What was Opabinia

The strangest animal that ever lived: 

What has 30 legs, 30 gills, 30 flippers, and a nose like an elephant’s trunk if an elephant’s trunk had a lobster like claw at the end of it? Let us not leave out the five oddly spaced eyes, mounted on little stalks and looking very much like a quintet of tiny mushrooms. 

Did you answer, “Nothing on earth?” Well, you are exactly and precisely one hundred percent correct. There has not been a creature like Opabinia for 500 million years give or take a million or two, since the evolutionary boom times of the Middle Cambrian period. 

The Cambrian Period is the first period of the Paleozoic Era. It began about 588 million years ago and lasted until approximately 488 million years ago. Although a glance at a Geologic time line chart reveals that evidence of life on earth exists in the fossil records of formations dating back as far as 3.5 million years, it is in the Cambrian period that life burgeoned, multiplied and diversified. The expansion of life forms was so dramatic that it has frequently been referred to as the “Cambrian Explosion”. Opabinia regalis was one by product of this explosion. 

Oddity from the Burgess shale: 

The Burgess Shale formation located in British Columbia is one of the premier sites for the recovery of Cambrian fossils. Located in northwest Canada today, 500 million years ago the area which now is British Columbia was part of the shallow seas surrounding the mega-island Laurentia, and was located south of the equator. 

An aspect of the Burgess shale that makes it a particularly spectacular fossil repository is that it is formed of the residue of massive mudslides, characteristic of the Cambrian, which buried the marine flora and fauna en mass under layers of extremely fine mud. This allowed for extremely detailed preservation of animals that had no hard body parts, a rare event, with nearly photographic resolution. In some cases individual muscles, internal organs and even stomach contents are visible. 

The Burgess fossil beds were first discovered in 1909 by a Dr. Charles Walcott, then with the Smithsonian Institute. 

An amazing anatomy: 

About thirty specimens of Opabinia regalis have been recovered from the shale beds, none exceeding 4” in length – including the decidedly odd proboscis.

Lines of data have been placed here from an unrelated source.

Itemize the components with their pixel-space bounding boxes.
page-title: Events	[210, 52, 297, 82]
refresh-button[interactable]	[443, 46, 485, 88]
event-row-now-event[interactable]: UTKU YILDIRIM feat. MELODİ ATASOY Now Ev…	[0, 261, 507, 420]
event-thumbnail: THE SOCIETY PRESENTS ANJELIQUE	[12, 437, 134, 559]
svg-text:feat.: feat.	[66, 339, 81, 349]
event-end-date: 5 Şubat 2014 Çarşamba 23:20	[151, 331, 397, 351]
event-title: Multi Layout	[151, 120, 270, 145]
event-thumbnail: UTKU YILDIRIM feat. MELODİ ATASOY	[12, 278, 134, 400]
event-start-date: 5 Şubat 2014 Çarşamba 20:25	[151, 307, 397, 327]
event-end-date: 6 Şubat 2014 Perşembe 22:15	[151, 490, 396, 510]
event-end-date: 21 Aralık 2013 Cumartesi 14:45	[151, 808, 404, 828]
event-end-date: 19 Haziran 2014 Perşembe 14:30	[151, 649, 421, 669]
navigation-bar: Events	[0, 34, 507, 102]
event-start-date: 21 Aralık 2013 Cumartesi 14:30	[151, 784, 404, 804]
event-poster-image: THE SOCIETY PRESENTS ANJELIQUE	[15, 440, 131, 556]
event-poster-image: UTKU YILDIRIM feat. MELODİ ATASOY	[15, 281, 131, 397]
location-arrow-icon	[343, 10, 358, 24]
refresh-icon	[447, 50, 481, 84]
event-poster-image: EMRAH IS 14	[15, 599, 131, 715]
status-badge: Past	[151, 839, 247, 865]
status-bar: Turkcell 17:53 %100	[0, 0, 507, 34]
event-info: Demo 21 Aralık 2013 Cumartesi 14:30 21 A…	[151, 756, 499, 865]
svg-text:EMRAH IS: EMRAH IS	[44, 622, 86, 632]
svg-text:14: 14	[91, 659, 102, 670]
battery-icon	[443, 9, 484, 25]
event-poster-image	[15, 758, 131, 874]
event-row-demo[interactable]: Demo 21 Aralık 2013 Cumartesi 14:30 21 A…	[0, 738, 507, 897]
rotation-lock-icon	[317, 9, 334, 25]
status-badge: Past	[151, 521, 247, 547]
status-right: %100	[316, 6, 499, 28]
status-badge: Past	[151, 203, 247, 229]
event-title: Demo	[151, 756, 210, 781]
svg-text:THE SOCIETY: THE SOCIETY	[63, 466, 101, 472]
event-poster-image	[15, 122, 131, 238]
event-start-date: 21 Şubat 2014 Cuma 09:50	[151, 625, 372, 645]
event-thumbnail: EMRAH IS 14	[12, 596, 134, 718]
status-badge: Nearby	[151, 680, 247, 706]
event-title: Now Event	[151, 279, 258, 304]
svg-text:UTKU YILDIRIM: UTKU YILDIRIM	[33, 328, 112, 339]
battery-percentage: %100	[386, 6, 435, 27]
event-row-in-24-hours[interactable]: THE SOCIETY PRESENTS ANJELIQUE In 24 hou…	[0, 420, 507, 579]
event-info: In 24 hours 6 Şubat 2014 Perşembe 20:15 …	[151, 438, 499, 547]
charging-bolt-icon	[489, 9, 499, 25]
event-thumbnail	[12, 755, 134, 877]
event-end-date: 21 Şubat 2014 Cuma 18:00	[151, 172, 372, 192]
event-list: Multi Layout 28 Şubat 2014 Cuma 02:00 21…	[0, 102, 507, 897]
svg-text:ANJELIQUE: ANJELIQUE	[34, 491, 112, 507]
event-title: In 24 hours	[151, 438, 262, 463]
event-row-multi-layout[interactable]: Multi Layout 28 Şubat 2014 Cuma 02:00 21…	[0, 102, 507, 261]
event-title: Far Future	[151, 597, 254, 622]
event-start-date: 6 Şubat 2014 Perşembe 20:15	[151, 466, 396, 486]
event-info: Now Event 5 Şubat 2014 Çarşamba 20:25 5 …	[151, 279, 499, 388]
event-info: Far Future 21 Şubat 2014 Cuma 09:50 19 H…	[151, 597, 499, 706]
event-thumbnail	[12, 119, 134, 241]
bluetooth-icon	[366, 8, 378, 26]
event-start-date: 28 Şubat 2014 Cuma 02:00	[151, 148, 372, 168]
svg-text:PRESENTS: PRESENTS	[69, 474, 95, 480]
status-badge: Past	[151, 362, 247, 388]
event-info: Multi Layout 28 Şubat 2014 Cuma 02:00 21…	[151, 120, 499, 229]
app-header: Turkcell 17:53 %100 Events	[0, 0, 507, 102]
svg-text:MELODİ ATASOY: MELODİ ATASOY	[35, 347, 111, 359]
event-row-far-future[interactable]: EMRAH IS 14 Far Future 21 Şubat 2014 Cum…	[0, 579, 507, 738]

Fossils reveal an animal divided into 15 segments beginning behind the head, almost resembling those of a modern day shrimp although no close relationship to shrimp should be inferred from this. Each segment bears a pair of odd structures, part limb, and part gill which at first glance resembles the biramous limb common to crustaceans and arthropods. But Opabinias’ limbs lack the joints common to biramous limbs and the animal is not considered to be a true arthropod. 

Opabinia probably used these limbs to crawl along the muddy floor of the Cambrian seas, and to propel itself through its waters. 

The head resembles a small ball that has been slightly flattened top to bottom with the mouth located at the rear of the head. The mouth contains no hard biting or chewing parts and Opabinia must have fed upon small, soft bodied creatures; among them perhaps the annelid worms that were so prevalent at the time. 

The trunk like proboscis tipped with its grasping claw would have been used to pluck this and other prey from the muck. The trunk is thought to be a hollow tube, flexible enough to convey food to Opabinias mouth. 

Another fascinating feature are the five eyes mounted on their stubby stalks arranged so that two are on the sides of the head facing sideways and upwards, two pointing mostly forward and upwards, and a single eye located between the first pair mentioned, pointing upwards. The stalks would have allowed these organs to be trained with some degree of independence from the orientation of the head. 

Attached to the posterior segments were three dual, paddle shaped rudders, arranged in a V shape much like the tail assembly of a Beech craft Bonanza V-35 light airplane. These rudders helped Opabinia to maneuver through its environment. 

The appearance of this creature is so bizarre and so at odds with that of any other life form living or dead that when Harry Blackmore Whittington, an expert on Burgess Shale life forms presented his reconstruction and analysis of the creature to an audience in the 1970’s he was at first greeted with gales of laughter. It took a bit of explaining before the group realized that they were not the butt of a paleontologists joke. 

What was Opabinia? 

The simple answer is; a taxonomic embarrassment. The fossil record as yet reveals no recognizable predecessors of this remarkable creature, nor does the Opabinian line seem to lead anywhere. Regalis, the sole generally acknowledged species went extinct at the end of The Cambrian, giving rise to no descendents. Opabinia seems to be a one time only, ultimately unsuccessful collateral spin off from the Cambrian explosion. 

Current thinking tentatively places Opabinia as an offshoot from an unknown ancestral form which also gave rise to the arthropods. Perhaps a fossil of this missing link even now awaits discovery deep with the Burgess Shale deposits of British Columbia.